Things haven't been going to well for the Liberal Party in the few years. They've tried different leaders. Last summer they send the leader on a bus tour that was supposed to turn things around but that was to not. Today you have three columns that tell of Liberal woes.
Larry Martin traces Liberal problems way back in '93.
To find the reason for their woes, they might look back, strangely enough, at one of their successes – the election of 1993. That campaign, which gutted the Canadian political structure like no other, is known as the one that vanquished the old Progressive Conservative Party. The Tories came away with two seats. But it should also be known as the one that undermined the Liberals, who came away with a majority.
Although they won handily, that campaign effectively reduced the Grits to an Ontario party with a few regional add-ons. Post-1993, the party won successive majorities in 1997 and 2000, but in each it was an all-Ontario show, with the party registering unbelievable sweeps of 100 or so seats in that province.
That represented close to two-thirds of the party’s overall total in those elections. The warning signals were there. These majorities masked the Liberal Party’s geographical isolation.
Hardcore Liberal apologist,
Susan Delacourt gives her reasons why the Libs are having a tough time.
Then
Warren Kinsella weighs in with his assesment. Liberals were had once counted on painting Stephen Harper and the Reform/Alliance/Conservative parties as scary, but that doesn't work anymore.
Liberals lack strategy
Five years after they lost power, there’s no change in sight
For starters, Stephen Harper - once the feared Reform Party outsider - is no longer feared so much, if at all. As with all prime ministers,
Harper has become pretty familiar to the rest of us. For a decade, the Liberals kept Harper and his conservative colleagues from power with frightening tales about what the right-wingers would do to social programs, health care and race relations.

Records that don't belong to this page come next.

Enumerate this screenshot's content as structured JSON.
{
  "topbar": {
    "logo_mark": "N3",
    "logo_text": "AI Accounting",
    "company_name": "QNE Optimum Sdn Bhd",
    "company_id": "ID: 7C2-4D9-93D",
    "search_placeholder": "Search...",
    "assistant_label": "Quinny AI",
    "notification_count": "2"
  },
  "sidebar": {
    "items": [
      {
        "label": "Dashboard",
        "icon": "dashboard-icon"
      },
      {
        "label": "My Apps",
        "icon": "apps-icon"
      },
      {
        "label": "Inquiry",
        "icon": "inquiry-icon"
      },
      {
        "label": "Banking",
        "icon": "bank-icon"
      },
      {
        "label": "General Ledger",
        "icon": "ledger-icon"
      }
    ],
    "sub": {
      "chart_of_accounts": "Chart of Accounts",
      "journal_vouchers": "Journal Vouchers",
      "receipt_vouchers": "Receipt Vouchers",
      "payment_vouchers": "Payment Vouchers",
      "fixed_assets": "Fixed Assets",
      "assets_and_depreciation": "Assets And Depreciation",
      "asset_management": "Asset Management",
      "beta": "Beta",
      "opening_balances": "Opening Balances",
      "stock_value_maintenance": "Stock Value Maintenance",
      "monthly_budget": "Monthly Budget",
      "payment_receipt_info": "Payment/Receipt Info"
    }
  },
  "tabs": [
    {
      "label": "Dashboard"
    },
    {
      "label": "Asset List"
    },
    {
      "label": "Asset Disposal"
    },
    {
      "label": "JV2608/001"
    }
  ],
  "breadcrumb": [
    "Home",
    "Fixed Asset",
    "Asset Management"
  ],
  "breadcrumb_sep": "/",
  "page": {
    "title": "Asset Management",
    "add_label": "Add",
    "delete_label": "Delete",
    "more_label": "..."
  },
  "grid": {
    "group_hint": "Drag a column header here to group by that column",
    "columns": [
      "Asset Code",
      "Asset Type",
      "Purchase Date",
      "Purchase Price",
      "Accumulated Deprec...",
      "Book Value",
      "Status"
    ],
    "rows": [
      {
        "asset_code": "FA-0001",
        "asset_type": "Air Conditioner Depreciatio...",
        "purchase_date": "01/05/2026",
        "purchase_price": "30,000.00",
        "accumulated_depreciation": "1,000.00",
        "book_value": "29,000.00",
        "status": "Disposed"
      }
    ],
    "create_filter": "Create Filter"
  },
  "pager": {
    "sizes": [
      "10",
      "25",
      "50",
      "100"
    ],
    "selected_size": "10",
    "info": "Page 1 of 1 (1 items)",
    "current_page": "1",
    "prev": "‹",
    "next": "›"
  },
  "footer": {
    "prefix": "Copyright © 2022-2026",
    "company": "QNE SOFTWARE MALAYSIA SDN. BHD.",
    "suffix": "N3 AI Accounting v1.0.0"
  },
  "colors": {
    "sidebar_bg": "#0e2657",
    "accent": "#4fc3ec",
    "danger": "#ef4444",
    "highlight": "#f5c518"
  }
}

But after five years, our social network is mainly what it was; health care is more or less intact; and the party with the most racially diverse caucus in the House of Commons is, well, Harper’s.
All the Libs have done since they lost the election in 2006 is to, with the help from their friends in the media, conjure up faux scandals to embarrass the Conservatives in hopes of finding the big one that would take them back to their right full place. Hasn't worked.
What are Liberals to do? Well, former chief of staff to Michael Ignatieff,
Ian Davey has some advise, offer some conservative ideas. This coming from from a Liberal? Wow! I guess he sees that voters are sick and tired of the social welfare entitlement programs that spend tons of money and makes the size of government balloon. Oh, well looks like
Davey's former boss hasn't taken that advise. As long as Liberals keep spinning their wheels and navel gaze, the Conservatives can keep working getting things done for the betterment of the country and
PM Harper can keep reaping praise like this one.
Stephen Harper earns biblical praise for pro-Israeli stand
Stephen Harper is being hailed as a modern-day “Abraham” for his defence of Israel in a recent speech to a conference on combating anti-Semitism.
Scott Stinson sums it all up.
Under Mr. Ignatieff, the Liberals seem to want to have it both ways again: on one hand talking up the party’s deficit-slaying efforts under Jean ChrĂ©tien, and on the other speaking about the myriad ways they would spend the money saved by cancelling corporate tax cuts.
It’s as though the party can’t quite bring itself to step away from that key part of what it sees as being “Liberal” — the notion that the government will wrap you in its warm embrace — and so the leader’s summer tour included his stories of the floppy-haired kid who was struggling just to be a student and the elderly lady who couldn’t afford to care for her ailing husband. Mr. Ignatieff would thus talk about not just the need to curb the deficit, but also about “three core priorities for a future Liberal government: learning, care, and Canadian leadership in the world.”
It was put most simply in this line from one of his speeches: “we need to get this deficit under control, and we need to invest in Canadians.”
The Conservatives have recently started making noise about the need for austerity and how the next budget will be one of belt-tightening. Voters could be forgiven for snorting at that and asking what took them so long. But here’s what Finance Minister Jim Flaherty said this week: “This is not the time for dangerous and risky new spending schemes that will increase deficits and raise taxes.” It sounds like the Tories will stick to that simple message.
It sounds like something Ian Davey might have suggested.